Quello che Accadde in una Domenica di Aprile


E’ successo una Domenica mattina. Era una Domenica mattina come tante altre. Anzi, no: quella mattina c’era il sole e le strade erano belle asciutte fatta eccezione per qualche pozzanghera solitaria qua e là. La gente iniziava a scoprirsi, a scoprire le braccia e a mangiare il gelato, anche se era solo Aprile. La prima Domenica di sole provoca sempre questi effetti.

Di tutt’altro umore era una ragazza che camminava veloce per la strada, con un sacchetto di carta stretto in una mano e l’orologio su cui continuava a spostare lo sguardo sull’altra. Aveva comprato un dolce al limone e uno al cioccolato al mercato. Aveva divorato quello al cioccolato per strada, ma voleva custodire quello al limone ancora per un po’, sapendo che erano l’unica cosa che poteva portarsi via da lì. Qualcosa di aspro. Non era sola, anche se sembrava esserlo. Un ragazzo camminava un passo avanti a lei giocherellando con le chiavi della macchina.

Non si dissero molto durante il tragitto che li portava all’aeroporto. La musica riempiva il silenzio con canzoni che la ragazza cercava di non ricordare, di non associare a quel momento. Non succede quasi mai che ci sia la colonna sonora giusta per il momento giusto.

“Lascia, ti porto io la valigia” e poi un saluto veloce. A nessuno dei due piacevano gli addii e a quell’addio entrambi davano un significato differente.

Mi ricordo bene quella ragazza: la vidi per la prima volta in coda ai controlli per la sicurezza. Aveva un bel maglione color crema e i capelli castani sciolti sulle spalle. Appariva estremamente disinvolta, ma stringeva il manico del suo trolley come se avesse il terrore che qualcuno glielo portasse via. Gli addetti alla sicurezza ebbero qualche difficoltà a leggere il biglietto elettronico sul telefono della ragazza e dopo qualche istruzione impartita in francese e in inglese riuscirono finalmente a farla passare. Quel piccolo inconveniente sembrava averla resa esausta.
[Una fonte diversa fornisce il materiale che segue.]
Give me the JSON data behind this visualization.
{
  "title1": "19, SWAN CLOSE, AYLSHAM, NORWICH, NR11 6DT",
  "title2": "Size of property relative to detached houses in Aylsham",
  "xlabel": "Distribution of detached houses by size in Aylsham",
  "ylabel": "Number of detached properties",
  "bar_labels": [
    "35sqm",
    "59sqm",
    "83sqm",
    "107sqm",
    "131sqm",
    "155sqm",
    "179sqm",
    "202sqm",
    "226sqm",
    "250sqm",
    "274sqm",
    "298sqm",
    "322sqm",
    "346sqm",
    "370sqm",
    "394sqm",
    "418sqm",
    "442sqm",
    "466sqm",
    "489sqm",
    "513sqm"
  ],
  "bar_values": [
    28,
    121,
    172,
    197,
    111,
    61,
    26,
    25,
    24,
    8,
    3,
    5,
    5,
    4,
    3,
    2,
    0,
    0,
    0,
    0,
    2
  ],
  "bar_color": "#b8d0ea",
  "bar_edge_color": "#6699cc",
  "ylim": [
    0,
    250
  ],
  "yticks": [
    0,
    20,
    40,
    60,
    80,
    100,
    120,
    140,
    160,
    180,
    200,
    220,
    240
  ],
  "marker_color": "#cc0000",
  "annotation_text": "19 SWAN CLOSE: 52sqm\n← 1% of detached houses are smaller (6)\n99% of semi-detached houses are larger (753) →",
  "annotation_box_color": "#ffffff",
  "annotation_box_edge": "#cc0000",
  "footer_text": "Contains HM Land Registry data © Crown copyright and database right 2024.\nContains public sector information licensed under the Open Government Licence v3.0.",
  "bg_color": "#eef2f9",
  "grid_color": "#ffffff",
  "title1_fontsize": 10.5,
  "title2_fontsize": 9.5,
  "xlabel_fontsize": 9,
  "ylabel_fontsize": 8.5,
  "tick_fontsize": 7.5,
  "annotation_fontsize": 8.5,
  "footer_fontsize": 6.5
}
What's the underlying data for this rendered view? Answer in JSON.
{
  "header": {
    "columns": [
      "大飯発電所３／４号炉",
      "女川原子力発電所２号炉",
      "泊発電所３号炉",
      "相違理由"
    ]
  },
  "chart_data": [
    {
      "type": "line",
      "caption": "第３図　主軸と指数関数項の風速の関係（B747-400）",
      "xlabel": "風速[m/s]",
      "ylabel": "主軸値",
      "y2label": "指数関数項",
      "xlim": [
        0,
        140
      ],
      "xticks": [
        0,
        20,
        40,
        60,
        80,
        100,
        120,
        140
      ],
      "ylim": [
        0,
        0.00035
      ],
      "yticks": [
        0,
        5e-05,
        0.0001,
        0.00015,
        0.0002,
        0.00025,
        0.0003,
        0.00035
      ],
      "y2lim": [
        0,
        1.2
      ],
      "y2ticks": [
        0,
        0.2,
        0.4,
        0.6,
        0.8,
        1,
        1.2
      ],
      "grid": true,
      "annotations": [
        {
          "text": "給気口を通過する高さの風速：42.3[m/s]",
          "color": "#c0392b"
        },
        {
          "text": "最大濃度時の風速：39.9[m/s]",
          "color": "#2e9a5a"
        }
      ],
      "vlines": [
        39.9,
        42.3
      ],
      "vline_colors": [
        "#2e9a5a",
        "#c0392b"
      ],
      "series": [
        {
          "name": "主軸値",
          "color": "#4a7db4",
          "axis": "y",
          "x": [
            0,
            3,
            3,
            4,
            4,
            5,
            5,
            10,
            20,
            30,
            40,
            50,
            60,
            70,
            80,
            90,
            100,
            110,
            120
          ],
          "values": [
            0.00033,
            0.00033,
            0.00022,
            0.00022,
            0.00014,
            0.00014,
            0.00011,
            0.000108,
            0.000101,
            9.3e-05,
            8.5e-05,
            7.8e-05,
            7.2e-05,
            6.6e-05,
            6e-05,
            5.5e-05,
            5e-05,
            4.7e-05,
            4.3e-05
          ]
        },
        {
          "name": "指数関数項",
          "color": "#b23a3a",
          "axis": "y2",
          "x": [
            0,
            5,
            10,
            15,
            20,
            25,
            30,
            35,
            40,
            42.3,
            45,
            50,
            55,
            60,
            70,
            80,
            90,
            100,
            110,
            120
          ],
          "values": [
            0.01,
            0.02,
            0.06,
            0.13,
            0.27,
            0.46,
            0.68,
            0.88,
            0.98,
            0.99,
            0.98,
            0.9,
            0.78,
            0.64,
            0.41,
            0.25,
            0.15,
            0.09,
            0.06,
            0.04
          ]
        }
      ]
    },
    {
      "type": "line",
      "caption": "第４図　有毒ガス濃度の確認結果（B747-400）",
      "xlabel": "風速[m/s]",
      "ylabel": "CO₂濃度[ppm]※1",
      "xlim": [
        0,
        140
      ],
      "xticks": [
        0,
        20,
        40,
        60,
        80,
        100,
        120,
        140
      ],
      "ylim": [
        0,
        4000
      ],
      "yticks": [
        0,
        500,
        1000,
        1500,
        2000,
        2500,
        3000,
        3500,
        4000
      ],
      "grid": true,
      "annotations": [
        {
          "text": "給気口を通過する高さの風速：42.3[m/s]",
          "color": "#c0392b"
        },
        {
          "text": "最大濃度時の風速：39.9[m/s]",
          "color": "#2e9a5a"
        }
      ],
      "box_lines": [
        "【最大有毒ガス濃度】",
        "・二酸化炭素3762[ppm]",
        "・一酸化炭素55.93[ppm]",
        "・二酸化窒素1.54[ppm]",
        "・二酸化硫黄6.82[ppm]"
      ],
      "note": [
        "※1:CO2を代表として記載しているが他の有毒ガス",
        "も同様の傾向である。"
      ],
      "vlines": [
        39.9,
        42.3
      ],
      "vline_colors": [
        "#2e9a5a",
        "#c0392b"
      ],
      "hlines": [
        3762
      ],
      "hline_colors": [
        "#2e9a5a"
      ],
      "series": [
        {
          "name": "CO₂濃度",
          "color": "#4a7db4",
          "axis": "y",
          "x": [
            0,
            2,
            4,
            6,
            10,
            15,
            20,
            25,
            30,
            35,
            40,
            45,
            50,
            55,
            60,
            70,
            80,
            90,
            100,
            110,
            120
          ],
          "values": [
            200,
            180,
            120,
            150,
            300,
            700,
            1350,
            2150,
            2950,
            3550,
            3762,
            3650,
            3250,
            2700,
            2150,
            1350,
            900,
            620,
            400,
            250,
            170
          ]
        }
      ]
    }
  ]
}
Fu nella hall degli imbarchi che capii che qualcosa non andava. Nonostante fossimo al piano terra si infilò degli enormi occhiali da sole, si mise gli auricolari nelle orecchie e si strinse nel suo cappottino rosso. Salimmo insieme sull’autobus che ci avrebbe portato all’aereo e mi sedetti accanto a lei. Avevo la sensazione di essere seduto accanto a un fantasma, di avere il vuoto al mio fianco. Quella ragazza guardava fuori dal finestrino, del tutto incurante di ciò che le succedeva intorno a lei. Mi misi ad osservarla: le nuvole si riflettevano sulle lenti dei suoi occhiali da sole e, all’improvviso, come una goccia precipitata da una nuvola, vidi una lacrima scivolare sulla sua guancia.

Sembrava di essere sul set di un film drammatico: una bella ragazza che viaggiava da sola, in un orario inusuale della Domenica, avvolta in un cappotto rosso e nascosta da un paio di occhiali da sole, piangendo in silenzio.

Sul piccolo airbus che ci avrebbe portati in Italia ero seduto due file dietro di lei. L’aereo era quasi vuoto e potevo continuare ad osservarla tra le fessure dei sedili. Aprì un libro scritto in italiano, ma non la vidi mai girare nemmeno una pagina. Tolse gli occhiali da sole solo per ordinare educatamente un caffè e ringraziare sorridendo la hostess.


Una volta atterrati in Italia fu tutto così rapido che ancora oggi mi chiedo se fosse stato solo un sogno. Vidi la ragazza riavvolgersi nel cappotto e chiudere la cerniera della sua borsa, la vidi appena uscire dall’airbus sussurrando au revoir alla hostess e poi scomparve. La cercai con lo sguardo nella hall degli arrivi, nei corridoi dell’aeroporto e, infine, anche nel parcheggio, ma era sparita. Era sparita lei, erano spariti il suo cappotto, i suoi occhiali da sole e i suoi auricolari. Sono passati mesi da allora, sono cambiate tante cose, ma ogni tanto ci ripenso e spero che, ammesso che fosse tutto vero, siano sparite anche le sue lacrime.